Background 18F-FDG-PET/CT is an established method for staging patients with newly diagnosed Hodgkin Lymphoma (HL). It has a high ability to detect skeletal and bone marrow involvement. It has been discussed whether diffusely increased bone marrow uptake (BMU) of 18F-FDG indicates bone marrow involvement or not. In addition, the importance of unifocal versus multifocal bone lesions on survival is under debate. Thus, the aim of our study was to examine the prognostic value of BMU and compare it with that of uni- and multifocal lesions.

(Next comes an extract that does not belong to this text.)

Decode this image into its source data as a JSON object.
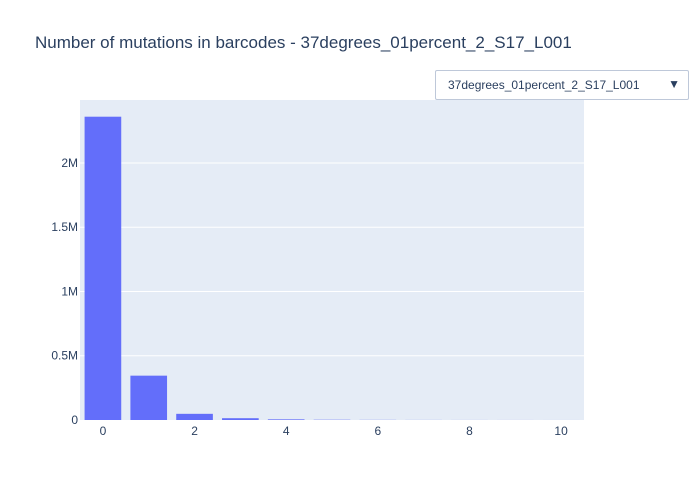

Materials and methods 217 patients from Aarhus and Uppsala university hospitals (mean age 42, range 8-83) with newly diagnosed HL were included. BMU was calculated as SUVmax in the vertebral column (L3/L4) divided by liver SUVmax. In case of focal 18F-FDG-uptake in bone, patients were categorized as having uni- or multifocal lesions. For survival analysis, patients were divided into four groups: Patients with BMU below the median and no focal lesions (lowBMU), patients with BMU higher than the median and no focal lesions (highBMU), patients with a single bone lesion (unifocal), and patients with multifocal bone lesions (multifocal).
Results Median BMU was 1.15 (range 0.52–5.56). 42/217 (19.4%) patients had either unifocal (21/217) or multifocal lesions (21/217). With a median follow-up time of 41 months, 3-year PFS was 87% (lowBMU), 88% (highBMU), 67% (unifocal), and 58% (multifocal). The presence of focal bone lesions (uni- or multifocal) was associated with a significantly inferior PFS (log-rank p=0.00046), but no significant difference in PFS between unifocal and multifocal lesions was observed (log-rank p=0.35). Multivariate analysis (Cox regression) on a subset of patients (n=183), showed that presence of bone lesions, age, and leukocyte count were independent predictors of PFS whereas gender, haemoglobin, albumin, and sedimentation rate were not.
Conclusion Diffusely increased BMU at initial staging was not associated with a poor prognosis. The presence of focal bone lesions was associated with significantly inferior prognosis, regardless of whether they were uni- or multifocal, and should therefore be considered equally important risk factors. Whether this bone lesion-associated clinical picture of HL also correlates to specific biological features, remains to be clarified.